Tumen spiega questo effetto con il fatto che i locali preferiscono trasferirsi in case di maggior lusso per allontanarsi dalle zone più disagiate abitate dai profughi.
Serve una visione di lungo periodo - Susan Martin
Il terzo studio, di Susan Martin, critica la mancanza di una visione di lungo periodo nell’assistenza ai rifugiati. Per meglio affrontare il problema, è necessario a suo dire una migliore assistenza ai Paesi che vogliono ospitare ma non hanno i mezzi, rivedendo in questo senso le strategie di assistenza allo sviluppo; provare ad aggirare i problemi politici che certi Paesi pongono nel ricevere assistenza dall’Occidente cooperando con altre organizzazioni regionali (es.
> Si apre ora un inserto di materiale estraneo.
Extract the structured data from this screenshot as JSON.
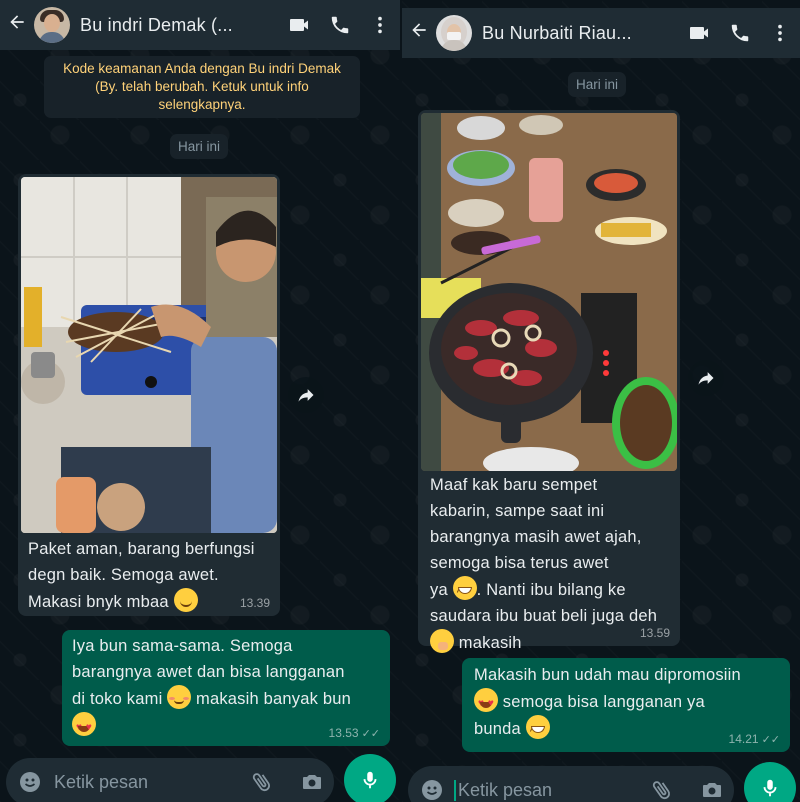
{
  "left": {
    "contact_name": "Bu indri Demak (...",
    "system_notice": "Kode keamanan Anda dengan Bu indri Demak (By. telah berubah. Ketuk untuk info selengkapnya.",
    "date_chip": "Hari ini",
    "incoming": {
      "line1": "Paket aman, barang berfungsi",
      "line2": "degn baik. Semoga awet.",
      "line3": "Makasi bnyk mbaa",
      "time": "13.39"
    },
    "outgoing": {
      "line1": "Iya bun sama-sama. Semoga",
      "line2": "barangnya awet dan bisa langganan",
      "line3": "di toko kami",
      "line3b": "makasih banyak bun",
      "time": "13.53"
    },
    "input_placeholder": "Ketik pesan"
  },
  "right": {
    "contact_name": "Bu Nurbaiti Riau...",
    "date_chip": "Hari ini",
    "incoming": {
      "line1": "Maaf kak baru sempet",
      "line2": "kabarin, sampe saat ini",
      "line3": "barangnya masih awet ajah,",
      "line4": "semoga bisa terus awet",
      "line5a": "ya",
      "line5b": ". Nanti ibu bilang ke",
      "line6": "saudara ibu buat beli juga deh",
      "line7": "makasih",
      "time": "13.59"
    },
    "outgoing": {
      "line1": "Makasih bun udah mau dipromosiin",
      "line2": "semoga bisa langganan ya",
      "line3": "bunda",
      "time": "14.21"
    },
    "input_placeholder": "Ketik pesan"
  },
  "icons": {
    "back": "arrow-left-icon",
    "video": "video-call-icon",
    "call": "phone-icon",
    "menu": "more-vertical-icon",
    "forward": "forward-icon",
    "emoji": "emoji-icon",
    "attach": "paperclip-icon",
    "camera": "camera-icon",
    "mic": "mic-icon"
  },
  "colors": {
    "header": "#1f2c34",
    "incoming_bubble": "#202c33",
    "outgoing_bubble": "#005c4b",
    "accent": "#00a884",
    "security_text": "#ffd279"
  }
}
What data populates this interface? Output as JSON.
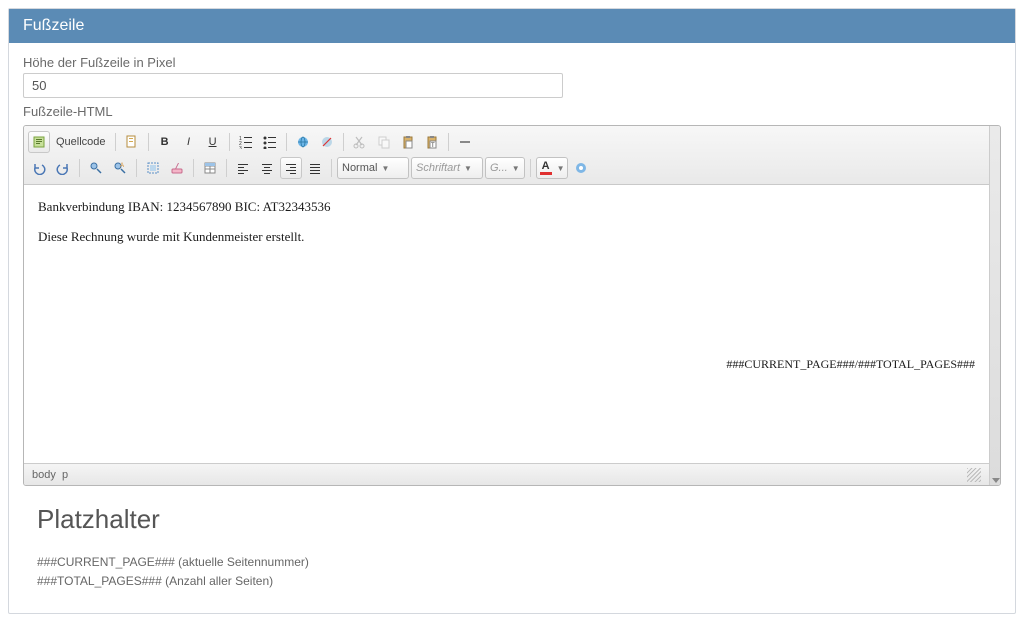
{
  "panel": {
    "title": "Fußzeile"
  },
  "heightField": {
    "label": "Höhe der Fußzeile in Pixel",
    "value": "50"
  },
  "htmlLabel": "Fußzeile-HTML",
  "toolbar": {
    "source_label": "Quellcode",
    "format_combo": "Normal",
    "font_combo": "Schriftart",
    "size_combo": "G...",
    "textcolor": "A"
  },
  "editor": {
    "line1": "Bankverbindung IBAN: 1234567890 BIC: AT32343536",
    "line2": "Diese Rechnung wurde mit Kundenmeister erstellt.",
    "page_token": "###CURRENT_PAGE###/###TOTAL_PAGES###",
    "breadcrumb_body": "body",
    "breadcrumb_p": "p"
  },
  "placeholders": {
    "heading": "Platzhalter",
    "line1": "###CURRENT_PAGE### (aktuelle Seitennummer)",
    "line2": "###TOTAL_PAGES### (Anzahl aller Seiten)"
  }
}
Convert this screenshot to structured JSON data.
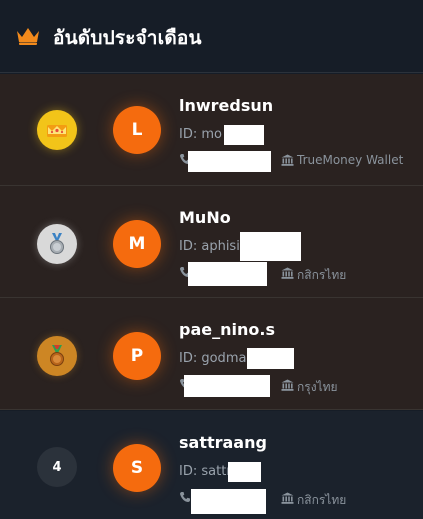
{
  "header": {
    "title": "อันดับประจำเดือน",
    "icon": "crown-icon",
    "accent_color": "#f28a1c"
  },
  "leaderboard": [
    {
      "rank_badge": "gold-crown-icon",
      "rank_text": "",
      "avatar_letter": "L",
      "username": "lnwredsun",
      "id_text": "ID: mo",
      "bank": "TrueMoney Wallet"
    },
    {
      "rank_badge": "silver-medal-icon",
      "rank_text": "",
      "avatar_letter": "M",
      "username": "MuNo",
      "id_text": "ID: aphisit",
      "bank": "กสิกรไทย"
    },
    {
      "rank_badge": "bronze-medal-icon",
      "rank_text": "",
      "avatar_letter": "P",
      "username": "pae_nino.s",
      "id_text": "ID: godma",
      "bank": "กรุงไทย"
    },
    {
      "rank_badge": "",
      "rank_text": "4",
      "avatar_letter": "S",
      "username": "sattraang",
      "id_text": "ID: sattr",
      "bank": "กสิกรไทย"
    }
  ],
  "colors": {
    "avatar": "#f56b0e",
    "gold": "#f2c419",
    "silver": "#d9d9d9",
    "bronze": "#cd8624"
  }
}
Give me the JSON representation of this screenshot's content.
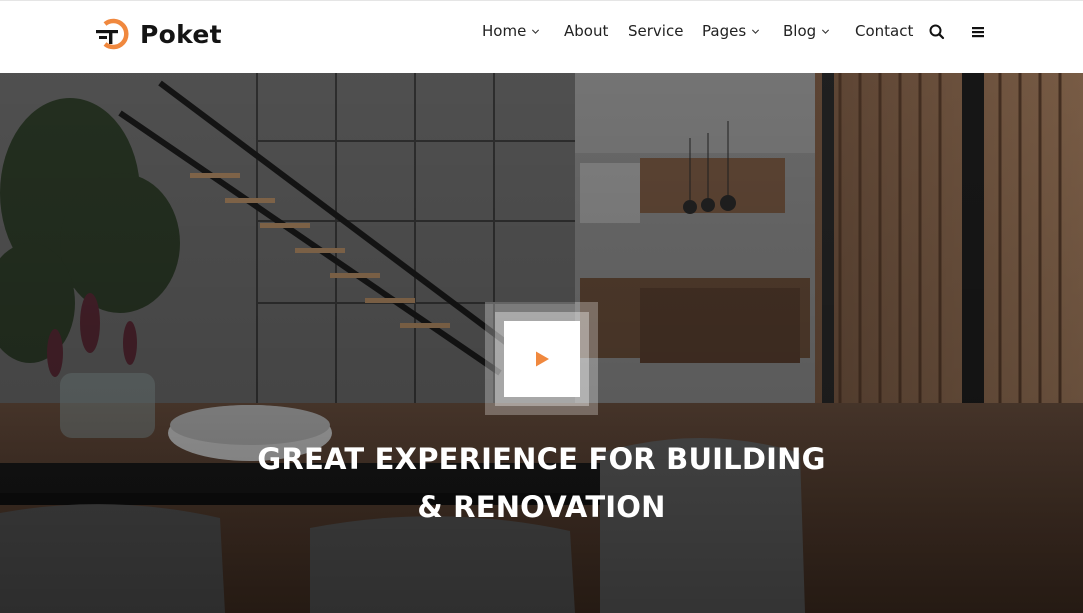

ASEAN) o altri Paesi a loro più graditi; cooperazione tra Stati per un collocamento dei profughi conveniente per tutti; una globale e forte volontà politica nell’affrontare queste situazioni.
Principi e soluzioni nell’assistenza ai rifugiati - Jeffrey Sachs
Infine, il quarto studio è di Jeffrey Sachs, che cerca in primo luogo di delineare alcuni principi sui quali basare l’assetto istituzionale per l’assistenza ai rifugiati, ovvero:
- il diritto di scegliere un posto di lunga residenza dove vivere e lavorare,
- i guadagni dalla migrazione globale,
- il diritto da parte delle nazioni sovrane e democratiche di migliorare le condizioni di vita delle popolazioni già presenti in luogo, evitando tensioni sulla sicurezza e livellamento dei salari verso il basso.
Successivamente, Sachs suggerisce alcune linee di azioni politiche, ovvero:
- stabilire l’obiettivo di ricevere un certo grado di immigrazione annuale da non superare (sull’esempio del Canada che ha l’obiettivo di avere l’1% di immigrazione all’anno),
- evitare la fuga di cervelli,
- collaborazione tra Paesi nei casi di grave crisi umanitarie come quella siriana, assistenza allo sviluppo,
- norme globali per garantire l’accesso ai migranti ai servizi e diritti di base.
Per Sachs è anche necessario approfondire la ricerca economica sui vari effetti delle migrazioni, ancora carente a suo dire.